Diverse causes and consequences of problems and unmet legal need call for multiple responses. No individual organisation or solution can fix the issues the PULS highlights.
Bringing core issues into sharp relief
The PULS points to a need for broader reform.
A significant volume of advice was obtained outside the traditional legal services sector, and almost half obtained information from the internet, where the boundary between generic information and bespoke advice is becoming increasingly blurred.
The PULS points to challenges and opportunities for regulation in encouraging innovative/better practice, broadening alternatives for legal advice, reassessing definitions of information and advice, and maintaining a structural, regulated and protected approach (Mayson, 2022).
Getting this right could provide a route to addressing barriers to advice and issues with its adequacy. It will require justice professionals to ‘share the quest for solutions with others: other disciplines, other problem-solvers, and other members of the public whom the justice system is meant to serve.’ (Sandefur, 2021).
Beyond counting beans
Unmet legal need is routine, even when people obtain legal advice. People are not getting what they need.

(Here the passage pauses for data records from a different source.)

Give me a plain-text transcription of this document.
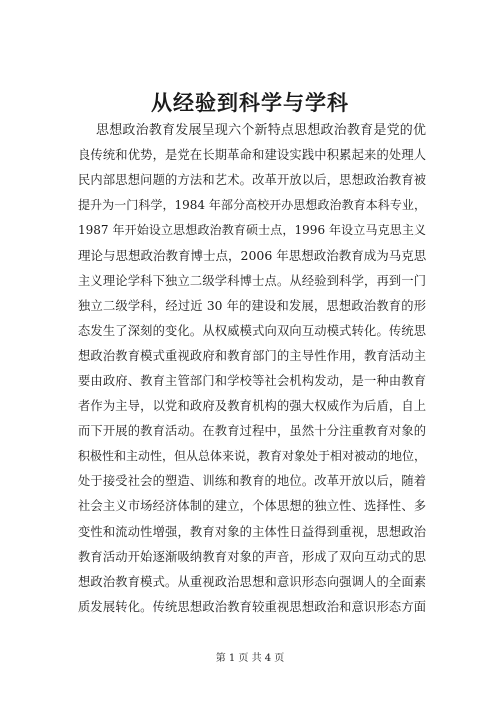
从经验到科学与学科
思想政治教育发展呈现六个新特点思想政治教育是党的优
良传统和优势，是党在长期革命和建设实践中积累起来的处理人
民内部思想问题的方法和艺术。改革开放以后，思想政治教育被
提升为一门科学，1984 年部分高校开办思想政治教育本科专业，
1987 年开始设立思想政治教育硕士点，1996 年设立马克思主义
理论与思想政治教育博士点，2006 年思想政治教育成为马克思
主义理论学科下独立二级学科博士点。从经验到科学，再到一门
独立二级学科，经过近 30 年的建设和发展，思想政治教育的形
态发生了深刻的变化。从权威模式向双向互动模式转化。传统思
想政治教育模式重视政府和教育部门的主导性作用，教育活动主
要由政府、教育主管部门和学校等社会机构发动，是一种由教育
者作为主导，以党和政府及教育机构的强大权威作为后盾，自上
而下开展的教育活动。在教育过程中，虽然十分注重教育对象的
积极性和主动性，但从总体来说，教育对象处于相对被动的地位，
处于接受社会的塑造、训练和教育的地位。改革开放以后，随着
社会主义市场经济体制的建立，个体思想的独立性、选择性、多
变性和流动性增强，教育对象的主体性日益得到重视，思想政治
教育活动开始逐渐吸纳教育对象的声音，形成了双向互动式的思
想政治教育模式。从重视政治思想和意识形态向强调人的全面素
质发展转化。传统思想政治教育较重视思想政治和意识形态方面
第 1 页 共 4 页
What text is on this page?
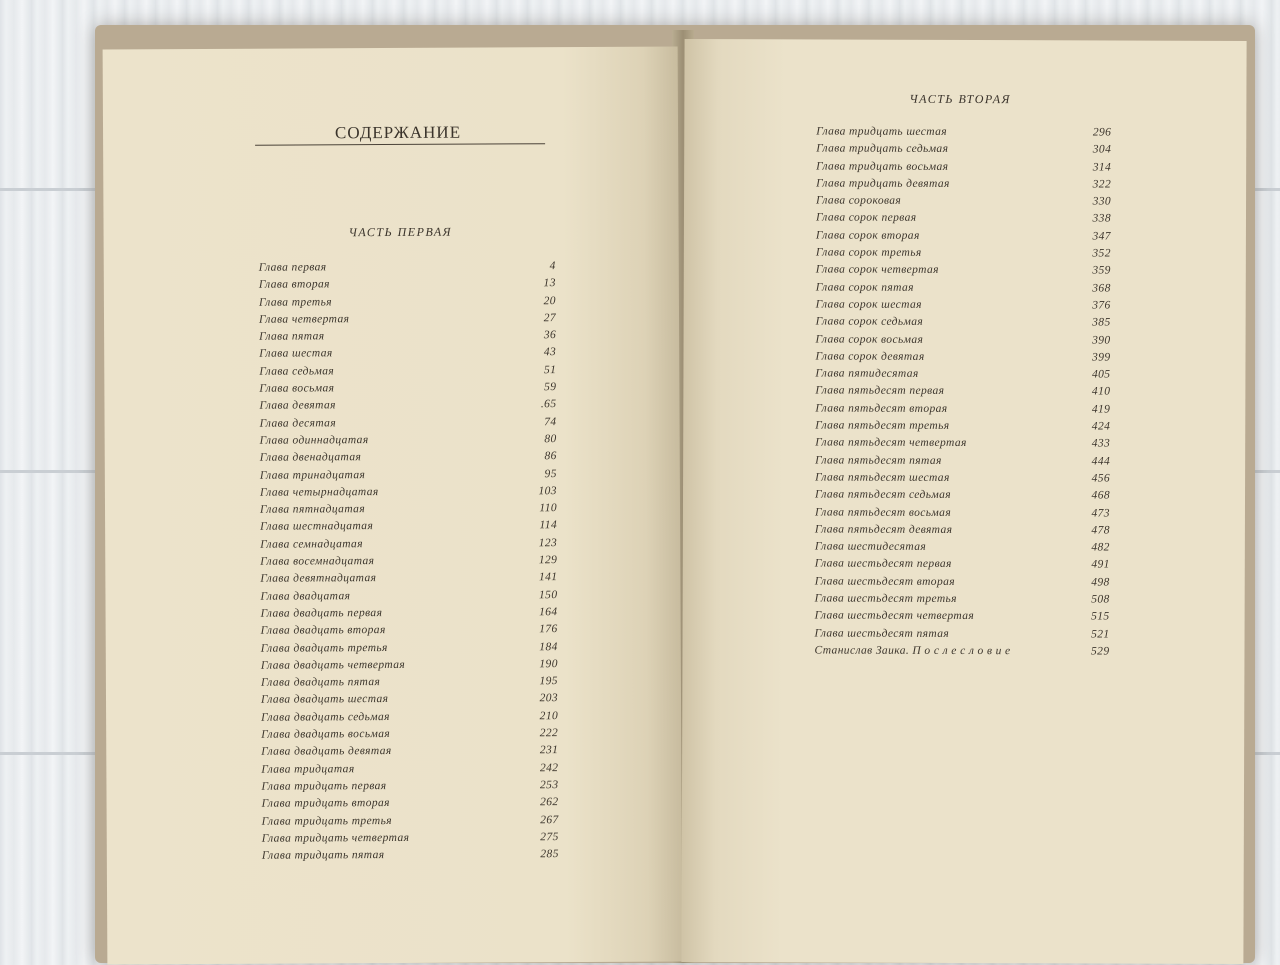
СОДЕРЖАНИЕ
ЧАСТЬ ПЕРВАЯ
Глава первая	4
Глава вторая	13
Глава третья	20
Глава четвертая	27
Глава пятая	36
Глава шестая	43
Глава седьмая	51
Глава восьмая	59
Глава девятая	.65
Глава десятая	74
Глава одиннадцатая	80
Глава двенадцатая	86
Глава тринадцатая	95
Глава четырнадцатая	103
Глава пятнадцатая	110
Глава шестнадцатая	114
Глава семнадцатая	123
Глава восемнадцатая	129
Глава девятнадцатая	141
Глава двадцатая	150
Глава двадцать первая	164
Глава двадцать вторая	176
Глава двадцать третья	184
Глава двадцать четвертая	190
Глава двадцать пятая	195
Глава двадцать шестая	203
Глава двадцать седьмая	210
Глава двадцать восьмая	222
Глава двадцать девятая	231
Глава тридцатая	242
Глава тридцать первая	253
Глава тридцать вторая	262
Глава тридцать третья	267
Глава тридцать четвертая	275
Глава тридцать пятая	285
ЧАСТЬ ВТОРАЯ
Глава тридцать шестая	296
Глава тридцать седьмая	304
Глава тридцать восьмая	314
Глава тридцать девятая	322
Глава сороковая	330
Глава сорок первая	338
Глава сорок вторая	347
Глава сорок третья	352
Глава сорок четвертая	359
Глава сорок пятая	368
Глава сорок шестая	376
Глава сорок седьмая	385
Глава сорок восьмая	390
Глава сорок девятая	399
Глава пятидесятая	405
Глава пятьдесят первая	410
Глава пятьдесят вторая	419
Глава пятьдесят третья	424
Глава пятьдесят четвертая	433
Глава пятьдесят пятая	444
Глава пятьдесят шестая	456
Глава пятьдесят седьмая	468
Глава пятьдесят восьмая	473
Глава пятьдесят девятая	478
Глава шестидесятая	482
Глава шестьдесят первая	491
Глава шестьдесят вторая	498
Глава шестьдесят третья	508
Глава шестьдесят четвертая	515
Глава шестьдесят пятая	521
Станислав Заика. П о с л е с л о в и е	529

The PULS can tell you a lot but needs to be supplemented with more information on clients, their journeys to, through and beyond services, and the ‘outcomes’ they get (McDonald and Haultain, 2023).
This includes whether problems concluded, whether they concluded satisfactorily, and whether assistance was adequate. These are the core barriers to having legal needs met.
There is a system-wide need for smarter data – data that goes beyond administrative. Data that enables performance to be monitored with greater nuance. Such data would allow the impact of change to be quantified, and services to be better tailored to need.
Looking ahead
This is the first volume of the PULS and only a starting point. There is much more to come in volumes 2 and 3.
In the context of legal services, the first volume of the PULS highlights a mismatch between what people need and what they get. For services to best mirror needs, they need to reflect people’s capabilities. That means capturing people’s capabilities. In Volume 2 and Volume 3, legal capability will become the main focus.